24      Il ressort de l’article 19, premier alinéa, du statut de la Cour, applicable devant le Tribunal en vertu de l’article 53, premier alinéa, dudit statut, que les institutions de l’Union sont libres de recourir à l’assistance d’un avocat. La rémunération de ce dernier entre donc dans la notion de frais indispensables exposés aux fins de la procédure (voir, en ce sens, ordonnances du 16 mai 2013, Internationaler Hilfsfonds/Commission, C‑208/11 P‑DEP, EU:C:2013:304, point 14, et du 10 octobre 2013, OCVV/Schräder, C‑38/09 P‑DEP, EU:C:2013:679, point 20 ; ordonnance Kerstens/Commission, point 23 supra, EU:T:2012:147, point 20), sans que l’institution soit tenue de démontrer qu’une telle assistance était objectivement justifiée (voir, en ce sens, ordonnances du 31 janvier 2012, Commission/Kallianos, C‑323/06 P‑DEP, EU:C:2012:49, points 10 et 11, et Marcuccio/Commission, point 23 supra, EU:T:2013:269, point 14).

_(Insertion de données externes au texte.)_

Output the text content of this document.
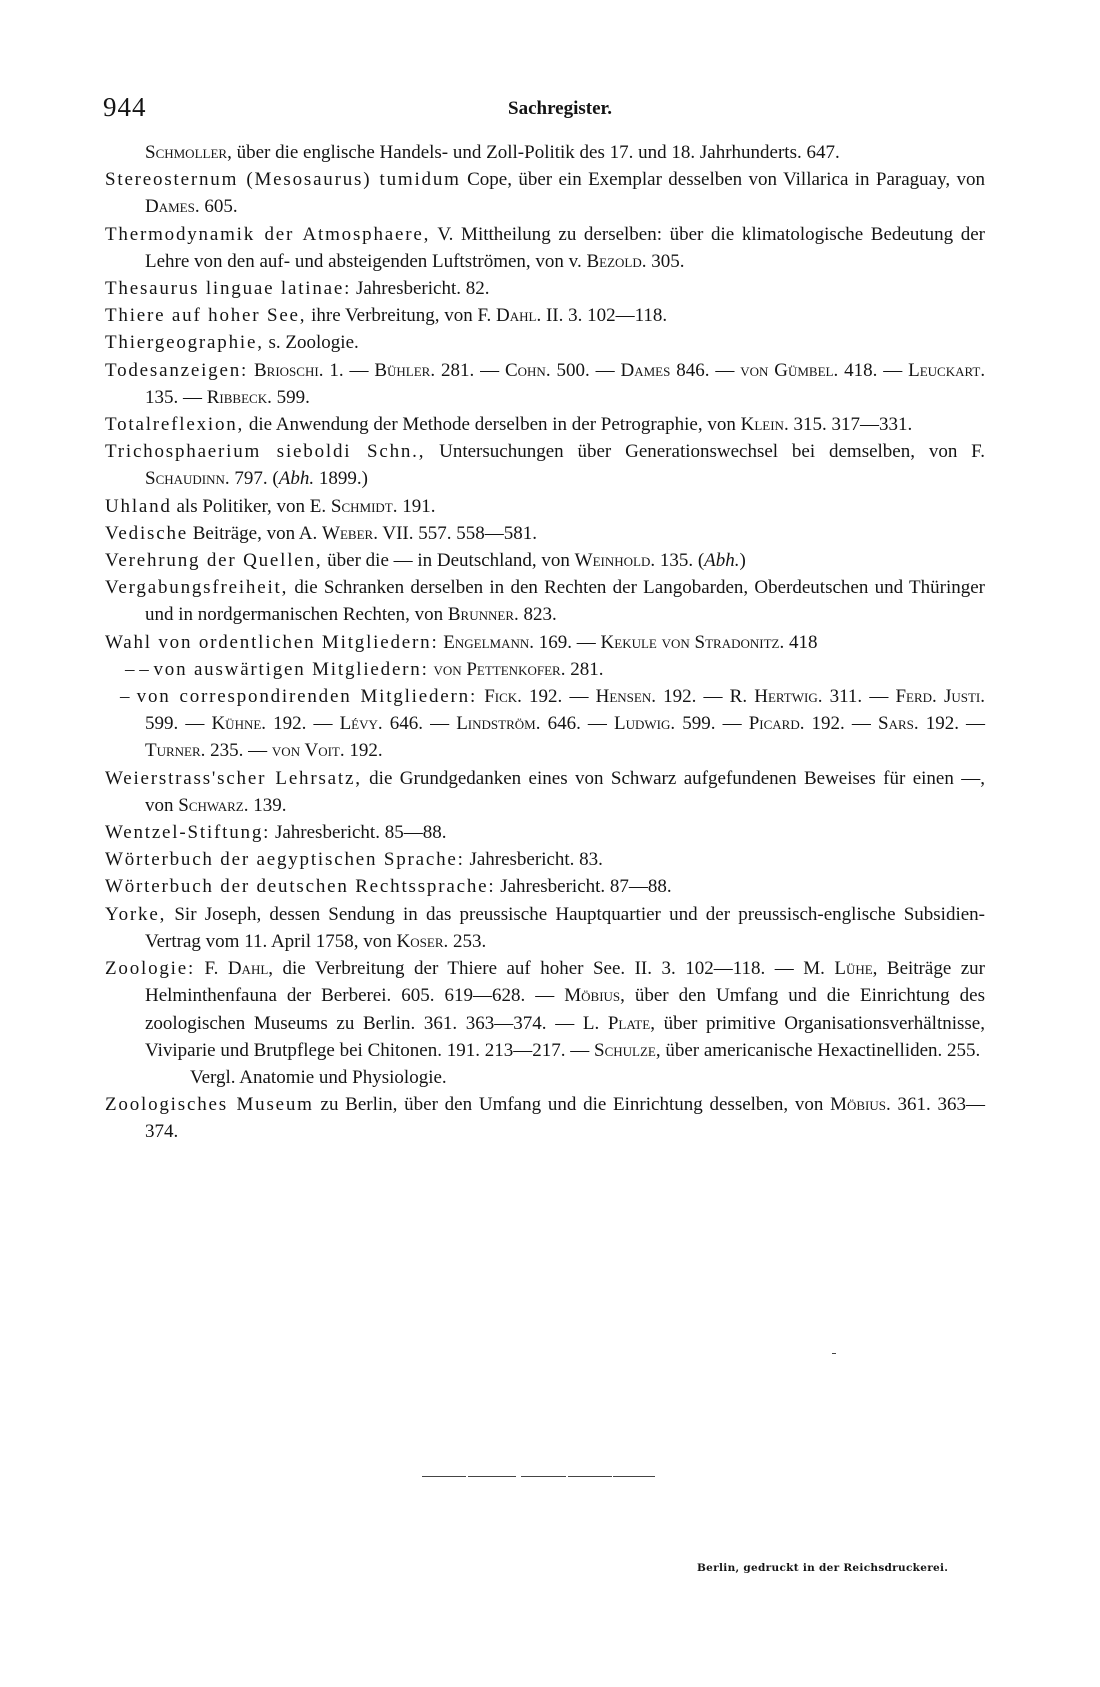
944	Sachregister.
Schmoller, über die englische Handels- und Zoll-Politik des 17. und 18. Jahrhunderts. 647.
Stereosternum (Mesosaurus) tumidum Cope, über ein Exemplar desselben von Villarica in Paraguay, von Dames. 605.
Thermodynamik der Atmosphaere, V. Mittheilung zu derselben: über die klimatologische Bedeutung der Lehre von den auf- und absteigenden Luftströmen, von v. Bezold. 305.
Thesaurus linguae latinae: Jahresbericht. 82.
Thiere auf hoher See, ihre Verbreitung, von F. Dahl. II. 3. 102—118.
Thiergeographie, s. Zoologie.
Todesanzeigen: Brioschi. 1. — Bühler. 281. — Cohn. 500. — Dames 846. — von Gümbel. 418. — Leuckart. 135. — Ribbeck. 599.
Totalreflexion, die Anwendung der Methode derselben in der Petrographie, von Klein. 315. 317—331.
Trichosphaerium sieboldi Schn., Untersuchungen über Generationswechsel bei demselben, von F. Schaudinn. 797. (Abh. 1899.)
Uhland als Politiker, von E. Schmidt. 191.
Vedische Beiträge, von A. Weber. VII. 557. 558—581.
Verehrung der Quellen, über die — in Deutschland, von Weinhold. 135. (Abh.)
Vergabungsfreiheit, die Schranken derselben in den Rechten der Langobarden, Oberdeutschen und Thüringer und in nordgermanischen Rechten, von Brunner. 823.
Wahl von ordentlichen Mitgliedern: Engelmann. 169. — Kekule von Stradonitz. 418
– – von auswärtigen Mitgliedern: von Pettenkofer. 281.
– von correspondirenden Mitgliedern: Fick. 192. — Hensen. 192. — R. Hertwig. 311. — Ferd. Justi. 599. — Kühne. 192. — Lévy. 646. — Lindström. 646. — Ludwig. 599. — Picard. 192. — Sars. 192. — Turner. 235. — von Voit. 192.
Weierstrass'scher Lehrsatz, die Grundgedanken eines von Schwarz aufgefundenen Beweises für einen —, von Schwarz. 139.
Wentzel-Stiftung: Jahresbericht. 85—88.
Wörterbuch der aegyptischen Sprache: Jahresbericht. 83.
Wörterbuch der deutschen Rechtssprache: Jahresbericht. 87—88.
Yorke, Sir Joseph, dessen Sendung in das preussische Hauptquartier und der preussisch-englische Subsidien-Vertrag vom 11. April 1758, von Koser. 253.
Zoologie: F. Dahl, die Verbreitung der Thiere auf hoher See. II. 3. 102—118. — M. Lühe, Beiträge zur Helminthenfauna der Berberei. 605. 619—628. — Möbius, über den Umfang und die Einrichtung des zoologischen Museums zu Berlin. 361. 363—374. — L. Plate, über primitive Organisationsverhältnisse, Viviparie und Brutpflege bei Chitonen. 191. 213—217. — Schulze, über americanische Hexactinelliden. 255.
Vergl. Anatomie und Physiologie.
Zoologisches Museum zu Berlin, über den Umfang und die Einrichtung desselben, von Möbius. 361. 363—374.
Berlin, gedruckt in der Reichsdruckerei.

Dès lors, le Tribunal a déjà jugé que, si le fait pour la Commission d’avoir fait intervenir deux agents et un avocat est dénué de conséquence sur la nature potentiellement récupérable de ces dépens, rien ne permettant de les exclure par principe, il peut avoir un impact sur la détermination du montant des dépens exposés aux fins de la procédure à recouvrer in fine (ordonnances, Kerstens/Commission, point 23 supra, EU:T:2012:147, point 21, et Marcuccio/Commission, point 23 supra, EU:T:2013:269, point 14). Il ne saurait ainsi être question d’une violation du principe d’égalité de traitement entre requérants lorsque l’institution défenderesse décide de recourir aux services d’un avocat dans certaines affaires, alors que dans d’autres elle est représentée par ses agents (ordonnances Marcuccio/Commission, point 23 supra, EU:T:2013:269, point 14, et du 16 septembre 2013, Marcuccio/Commission, T‑9/09 P‑DEP, EU:T:2013:506, point 29).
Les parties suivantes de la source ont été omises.